Every device connected to a network—whether a local network one or the Internet—is assigned an Internet Protocol (IP) address that serves as its identifier. This means that an IP address is pretty much like a fingerprint, and since it is found in every device, it can become crucial when seen in a crime scene.
But how exactly can IP data help in cybersecurity? Why does it become such a critical source of insight when implementing specific cybersecurity strategies? This post tackles three reasons why IP data is vital for cybersecurity, with examples that use data gleaned from a bulk IP lookup tool.
IP Data Shows a Device’s Location
IP geolocation data is among the most used IP intelligence not only in cybersecurity but also in marketing, digital rights management (DRM), and other business processes. Knowing the location of malicious IP addresses, for one, can help map out which countries or regions are the sources of most attacks or fraudulent transactions.
To illustrate, this Cybersecurity Ventures article utilized the IP data of an entire blocklist of IP addresses from Spamhaus, specifically its Don’t Route or Peer (DROP) List. The specific DROP list contained 964 IPv4 addresses, and IP geolocation data helped determine that the sources of malicious IP addresses are widespread. However, the study also pinpointed top source countries in regions managed by three registries.
The IP data revealed that in Asia-Pacific, most of the malicious IP addresses in the sample are located in China.
In the European region, most of the sampled IP addresses originated from the U.K., while the U.S. is the primary location of malicious IP addresses in North America and the Caribbean.
IP Data Could Reveal an Infrastructure’s Owner
Among the information that a bulk IP lookup returns is the IP addresses’ Internet service providers (ISPs), which points to the organizations that manage them. This information can help trace the origin of a malicious email or traffic.
Consider a scenario where a welcome email from a Salesforce look-alike domain is sent to a new employee of a Salesforce client. The email domain resolves to the IP address 211[.]159[.]168[.]145. An IP lookup reveals that its ISP is Tencent Cloud Computing.
While Tencent is a legitimate cloud service provider, Salesforce IP addresses, such as 101[.]53[.]160[.]0, would likely point to Salesforce[.]com as its ISP.
The inconsistency in the IP data can alert security teams of a possible typosquatting or phishing campaign to immediately investigate and prevent employees from receiving a phishing email.
IP Data Includes Associated Domains
When it comes to malicious IP addresses, it might be tempting to block them. In fact, IP-level blocking could be recommended for the utmost protection of banks and other financial institutions.

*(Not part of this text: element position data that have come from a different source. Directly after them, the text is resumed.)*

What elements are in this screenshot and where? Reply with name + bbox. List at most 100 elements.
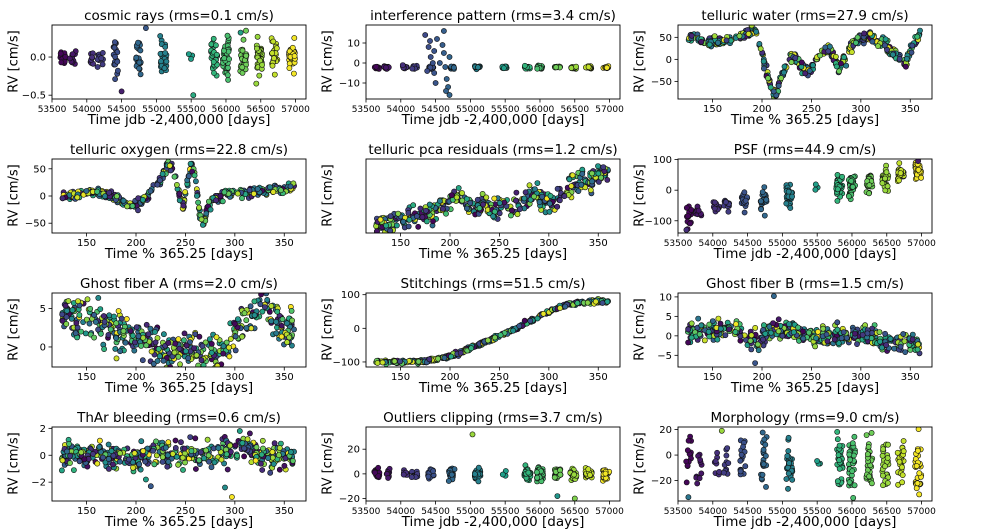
data-point bbox=[500, 65, 507, 71]
data-point bbox=[172, 340, 179, 347]
x-axis-label: Time % 365.25 [days] bbox=[418, 246, 568, 262]
data-point bbox=[237, 29, 244, 36]
data-point bbox=[806, 68, 813, 74]
data-point bbox=[817, 52, 823, 59]
data-point bbox=[405, 223, 412, 230]
data-point bbox=[882, 36, 889, 43]
data-point bbox=[270, 38, 277, 45]
data-point bbox=[139, 357, 146, 364]
data-point bbox=[696, 475, 703, 482]
data-point bbox=[585, 64, 592, 70]
data-point bbox=[424, 68, 431, 74]
x-tick-label: 54500 bbox=[107, 105, 136, 115]
data-point bbox=[908, 49, 915, 56]
data-point bbox=[685, 437, 692, 444]
data-point bbox=[448, 192, 455, 199]
data-point bbox=[834, 436, 841, 443]
data-point bbox=[741, 189, 748, 196]
data-point bbox=[881, 42, 888, 49]
data-points bbox=[371, 28, 612, 98]
data-point bbox=[491, 195, 498, 202]
data-point bbox=[723, 452, 730, 459]
axes-frame bbox=[51, 24, 307, 100]
data-point bbox=[152, 339, 159, 346]
data-point bbox=[896, 177, 902, 184]
data-point bbox=[566, 176, 573, 183]
x-axis-label: Time % 365.25 [days] bbox=[104, 246, 254, 262]
data-point bbox=[781, 69, 787, 76]
data-point bbox=[900, 438, 907, 444]
data-points bbox=[57, 25, 298, 99]
data-point bbox=[213, 51, 220, 58]
data-point bbox=[383, 222, 389, 229]
data-point bbox=[767, 84, 774, 91]
x-tick-label: 55000 bbox=[768, 507, 797, 517]
data-point bbox=[64, 307, 70, 314]
data-point bbox=[802, 70, 809, 77]
data-point bbox=[849, 440, 856, 447]
data-point bbox=[479, 191, 486, 197]
data-point bbox=[165, 340, 172, 346]
data-point bbox=[546, 208, 553, 215]
data-point bbox=[213, 334, 220, 340]
data-point bbox=[287, 183, 294, 190]
x-tick-label: 57000 bbox=[281, 105, 310, 115]
data-point bbox=[158, 58, 164, 65]
data-point bbox=[787, 205, 794, 211]
data-point bbox=[866, 190, 872, 197]
data-point bbox=[145, 331, 152, 337]
data-point bbox=[436, 60, 443, 66]
data-point bbox=[459, 190, 465, 196]
data-point bbox=[846, 479, 853, 486]
y-tick-label: 0.0 bbox=[30, 53, 46, 64]
data-point bbox=[267, 184, 273, 190]
data-point bbox=[250, 190, 257, 197]
data-point bbox=[182, 189, 188, 195]
data-point bbox=[431, 48, 438, 54]
data-point bbox=[490, 213, 496, 220]
data-point bbox=[711, 33, 718, 39]
x-tick-label: 57000 bbox=[907, 239, 936, 249]
data-point bbox=[120, 328, 127, 334]
data-point bbox=[273, 330, 280, 337]
data-point bbox=[112, 346, 119, 352]
data-point bbox=[259, 62, 265, 68]
data-point bbox=[854, 34, 861, 41]
data-point bbox=[547, 193, 554, 199]
data-points bbox=[59, 293, 297, 367]
x-tick-label: 54000 bbox=[386, 105, 415, 115]
data-point bbox=[426, 201, 433, 208]
data-point bbox=[266, 308, 273, 315]
plot-area: 53500 54000 54500 55000 55500 56000 56500 57000… bbox=[339, 24, 624, 115]
axes-frame bbox=[677, 24, 933, 100]
data-point bbox=[688, 32, 695, 39]
data-point bbox=[884, 455, 891, 461]
data-point bbox=[162, 43, 169, 50]
data-point bbox=[758, 206, 764, 213]
x-tick-label: 54000 bbox=[698, 507, 727, 517]
data-point bbox=[775, 82, 782, 89]
data-point bbox=[208, 341, 215, 347]
x-axis-label: Time % 365.25 [days] bbox=[104, 380, 254, 396]
data-point bbox=[405, 210, 412, 216]
x-tick-label: 56500 bbox=[872, 239, 901, 249]
data-point bbox=[410, 202, 417, 209]
data-point bbox=[239, 64, 246, 71]
data-point bbox=[441, 50, 447, 56]
data-point bbox=[765, 75, 771, 82]
data-point bbox=[843, 62, 850, 69]
x-tick-label: 55000 bbox=[456, 105, 485, 115]
data-point bbox=[117, 348, 123, 355]
data-point bbox=[137, 47, 144, 54]
data-point bbox=[105, 332, 112, 338]
data-point bbox=[834, 198, 841, 204]
x-tick-label: 53500 bbox=[38, 105, 67, 115]
data-point bbox=[865, 443, 872, 450]
data-point bbox=[554, 203, 561, 210]
data-point bbox=[273, 45, 280, 52]
data-point bbox=[399, 62, 406, 68]
data-point bbox=[748, 25, 755, 29]
data-point bbox=[839, 173, 845, 180]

In some industries, however, IP-level blacklisting could also mean blocking potential clients since some domains use shared IP addresses. There could be one or two malicious domains hosted on the IP address, but not all of the domain names should be blocked.
A bulk IP lookup can help organizations determine if safe domains resolve to an erring IP address. The IP address 64[.]32[.]26[.]89 is an example of this. It has been tagged as an indicator of compromise (IoC) in the Hafnium attack targeting vulnerabilities in Microsoft Exchange Server.
However, 64[.]32[.]26[.]89 is a shared IP address, with more than 3,000 domain names resolving to it over time. Blocking it would mean blocking all of these domains, which might not be a wise business decision for some businesses. E-commerce companies, for instance, would want to reach as many customers as possible. Blocking the IP would mean blocking thousands of potential customers, too.
—
IP data is a crucial source of information that can help cybersecurity teams strengthen their strategies. By knowing the locations, owners, and associated domains of IP addresses, they can make balanced decisions.